Forum Moderators: coopster

Message Too Old, No Replies

Preg_replace and preg_match functions for PHP help

         

realnoodle

2:36 am on Aug 1, 2007 (gmt 0)

10+ Year Member



Okay, I've watched this forums posts for a very long time and I know if there is anyone out there who can help me get this unbelievably frustration issue resolved, aye, that be you fellas!

Here is the dilemma. I can't for the life of me grip the stated "Simplicities" of regular expressions. I understand, sort of, the processes that PHP's preg_replace or preg_match functions perform but detailing the expressions that make them do exactly what they are supposed to is driving me to drink.

I need nothing more than to parse a page, replacing any <sup></sup> tags with some alternatives. To make this a bit more clear, when I locate a <sup> tag, I need to know what is contained within that tag as well. <sup>1</sup> in some perhaps really crazy cases these tags might contain linked numbers <sup><a href="#">1</a></sup>, and finally some wise guys might even might have a moment of self reflection and decide in all their wisdom to apply css to these. <sup class="Retarded"><a href="#">1</a></sup>. There is no reason for these to be applied, but from a users perspective I have to be prepared for this.
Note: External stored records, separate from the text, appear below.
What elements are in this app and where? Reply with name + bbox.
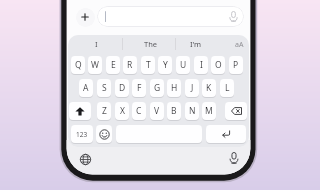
- button[interactable]: Y: [158, 56, 172, 74]
- button[interactable]: I: [70, 34, 122, 54]
- button[interactable]: X: [115, 102, 129, 120]
- staticText: O: [215, 59, 222, 71]
- button[interactable]: [225, 102, 247, 120]
- staticText: I: [200, 59, 203, 71]
- button[interactable]: D: [115, 79, 129, 97]
- button[interactable]: The: [125, 34, 177, 54]
- button[interactable]: A: [79, 79, 93, 97]
- button[interactable]: [97, 6, 244, 27]
- staticText: B: [171, 105, 177, 117]
- staticText: M: [205, 105, 213, 117]
- staticText: Z: [102, 105, 107, 117]
- button[interactable]: Q: [71, 56, 85, 74]
- button[interactable]: H: [167, 79, 181, 97]
- button[interactable]: P: [229, 56, 243, 74]
- button[interactable]: T: [141, 56, 155, 74]
- button[interactable]: aA: [213, 35, 265, 55]
- staticText: I: [95, 39, 98, 49]
- button[interactable]: [69, 102, 91, 120]
- staticText: Q: [75, 59, 82, 71]
- staticText: P: [233, 59, 239, 71]
- staticText: F: [137, 82, 142, 94]
- staticText: H: [171, 82, 178, 94]
- button[interactable]: Z: [97, 102, 111, 120]
- staticText: U: [180, 59, 187, 71]
- button[interactable]: [206, 125, 246, 143]
- button[interactable]: [76, 8, 95, 27]
- button[interactable]: N: [185, 102, 199, 120]
- button[interactable]: V: [150, 102, 164, 120]
- button[interactable]: O: [211, 56, 225, 74]
- button[interactable]: I: [194, 56, 208, 74]
- staticText: T: [146, 59, 151, 71]
- button[interactable]: J: [185, 79, 199, 97]
- staticText: L: [225, 82, 230, 94]
- button[interactable]: [96, 125, 112, 143]
- button[interactable]: K: [202, 79, 216, 97]
- button[interactable]: [79, 153, 92, 166]
- staticText: The: [144, 39, 158, 49]
- button[interactable]: I'm: [170, 34, 222, 54]
- staticText: G: [154, 82, 161, 94]
- button[interactable]: G: [150, 79, 164, 97]
- button[interactable]: R: [123, 56, 137, 74]
- staticText: S: [102, 82, 107, 94]
- staticText: W: [91, 59, 99, 71]
- staticText: A: [83, 82, 89, 94]
- staticText: D: [119, 82, 126, 94]
- staticText: 123: [76, 130, 88, 139]
- staticText: N: [189, 105, 196, 117]
- staticText: I'm: [190, 39, 202, 49]
- button[interactable]: U: [176, 56, 190, 74]
- staticText: E: [111, 59, 116, 71]
- button[interactable]: E: [106, 56, 120, 74]
- staticText: Y: [163, 59, 168, 71]
- staticText: K: [206, 82, 212, 94]
- button[interactable]: L: [220, 79, 234, 97]
- button[interactable]: [228, 152, 240, 164]
- staticText: aA: [235, 40, 244, 50]
- staticText: X: [120, 105, 125, 117]
- button[interactable]: F: [132, 79, 146, 97]
- button[interactable]: M: [202, 102, 216, 120]
- button[interactable]: S: [97, 79, 111, 97]
- button[interactable]: C: [132, 102, 146, 120]
- button[interactable]: W: [88, 56, 102, 74]
- button[interactable]: B: [167, 102, 181, 120]
- button[interactable]: [228, 11, 239, 22]
- staticText: V: [154, 105, 160, 117]
- button[interactable]: 123: [71, 125, 93, 143]
- staticText: R: [127, 59, 133, 71]
- staticText: J: [191, 82, 194, 94]
- staticText: C: [136, 105, 142, 117]
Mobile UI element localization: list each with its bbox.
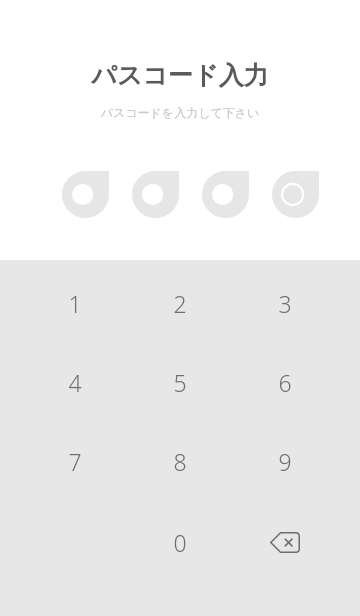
- staticText: 6: [278, 367, 292, 398]
- staticText: 2: [173, 288, 187, 319]
- button[interactable]: 7: [29, 426, 121, 496]
- staticText: 9: [278, 446, 292, 477]
- button[interactable]: 3: [239, 268, 331, 338]
- button[interactable]: 5: [134, 347, 226, 417]
- button[interactable]: 8: [134, 426, 226, 496]
- staticText: 8: [173, 446, 187, 477]
- button[interactable]: 9: [239, 426, 331, 496]
- staticText: 7: [68, 446, 82, 477]
- button[interactable]: 1: [29, 268, 121, 338]
- staticText: 5: [173, 367, 187, 398]
- button[interactable]: 4: [29, 347, 121, 417]
- staticText: 4: [68, 367, 82, 398]
- staticText: パスコード入力: [0, 60, 360, 91]
- button[interactable]: 2: [134, 268, 226, 338]
- staticText: パスコードを入力して下さい: [0, 105, 360, 120]
- staticText: 0: [173, 527, 187, 558]
- button[interactable]: 6: [239, 347, 331, 417]
- button[interactable]: 0: [134, 507, 226, 577]
- staticText: 1: [68, 288, 82, 319]
- staticText: 3: [278, 288, 292, 319]
- button[interactable]: Delete: [239, 507, 331, 577]
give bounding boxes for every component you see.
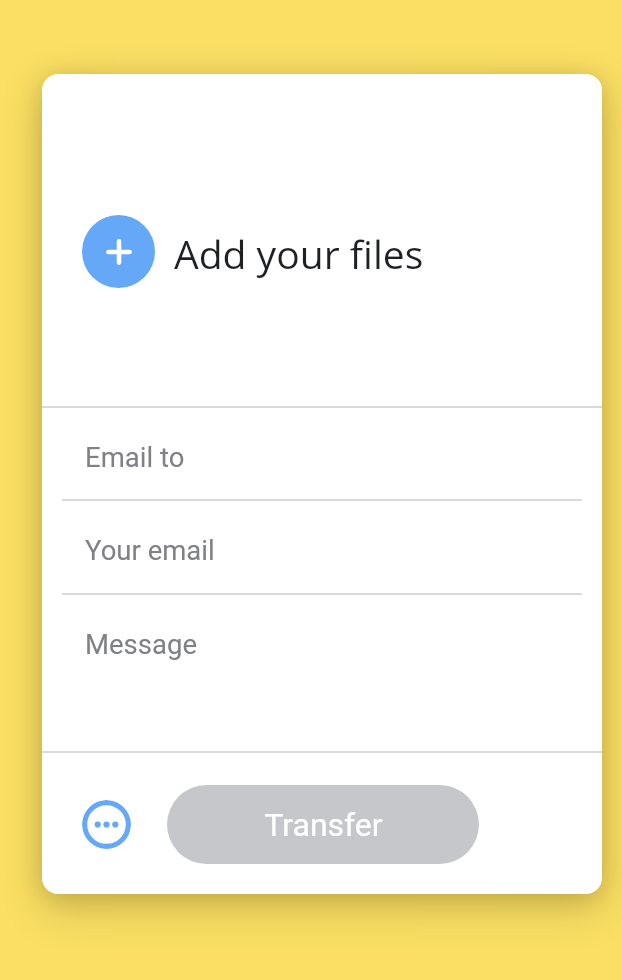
button[interactable]: Email to xyxy=(42,408,602,501)
staticText: Add your files xyxy=(174,227,424,280)
staticText: Message xyxy=(85,628,197,660)
staticText: Your email xyxy=(85,534,215,566)
button[interactable]: Transfer xyxy=(167,785,479,864)
staticText: Transfer xyxy=(264,806,383,844)
button[interactable]: Message xyxy=(42,595,602,751)
button[interactable]: More options xyxy=(82,800,131,849)
button[interactable]: Add your files xyxy=(42,74,602,406)
staticText: Email to xyxy=(85,441,185,473)
button[interactable]: Your email xyxy=(42,501,602,595)
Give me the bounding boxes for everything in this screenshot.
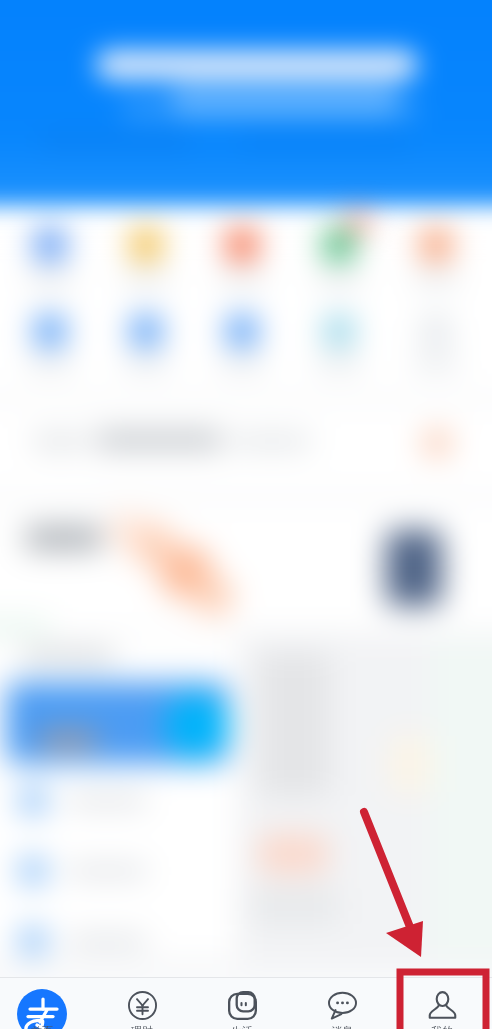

When the user states a <sup></sup> tag they are doing this so that I can recognize this with a script and use it as it is intended. So here is what I have. I use a copied html page from Wiki.. as myfile.html that has some of the <sup></sup> tags already and they also include css, id, and links.

$source = "myfile.html";
$fp = fopen($source, "r") or die("couldn't Open $source");
while (!feof($fp)) {
$line .= fgets($fp,1024);
}
fclose($fp);
// Remove the Garbage Tags for testing
$line = strip_tags("$line","<sup>,<div>,<a>");

preg_match_all('/<sup>(.*)<\/sup>/s',$line,$result);

for ($i = 0; $i < count($result[0]); $i++) {
// Used for Testing the Contents of $result
echo "Works: ".$result[0][$i]."\n";
}

foreach($result as $key => $val) {
// if $results where working, we could use our $result data to make the necessary changes.. but!
}

Once I had the $results data changed to what I needed it to be changed to then I could use some thing like.
preg_replace('/(<sup[^>]*>)(.*?)(<\/sup>)/is','$changes',$somesource);

I mentioned that I have had to bits and pieces the expressions together, I haven't a clue if they are right or wrong, honestly, I don't have a clue whether or not the whole intention is right. Thus, I need your expertise to steer me right.

Thanks in Advance.

eelixduppy

6:22 am on Aug 1, 2007 (gmt 0)



Welcome to WebmasterWorld!

So basically you want to strip any attributes or additional HTML that may be contained within the

<sup></sup>
tags?

Something like this?


$pattern = "/<sup[^>]*>(.+)<\/sup>/i";
$new_string = preg_replace($pattern,'<sup>\\1</sup>',strip_tags($string,'<sup>'));

eelixduppy

6:35 am on Aug 1, 2007 (gmt 0)



Actually, that solution will strip the tags that you want to keep outside of the <sup> tag. So how about something like this?


$pattern = "/<sup[^>]*>(<[^>]*>)*([^<]+).*<\/sup>/i";
$new_string = preg_replace($pattern,'<sup>\\2</sup>',$string);

I'm sure the pattern can be optimized a bit, but this will do the job.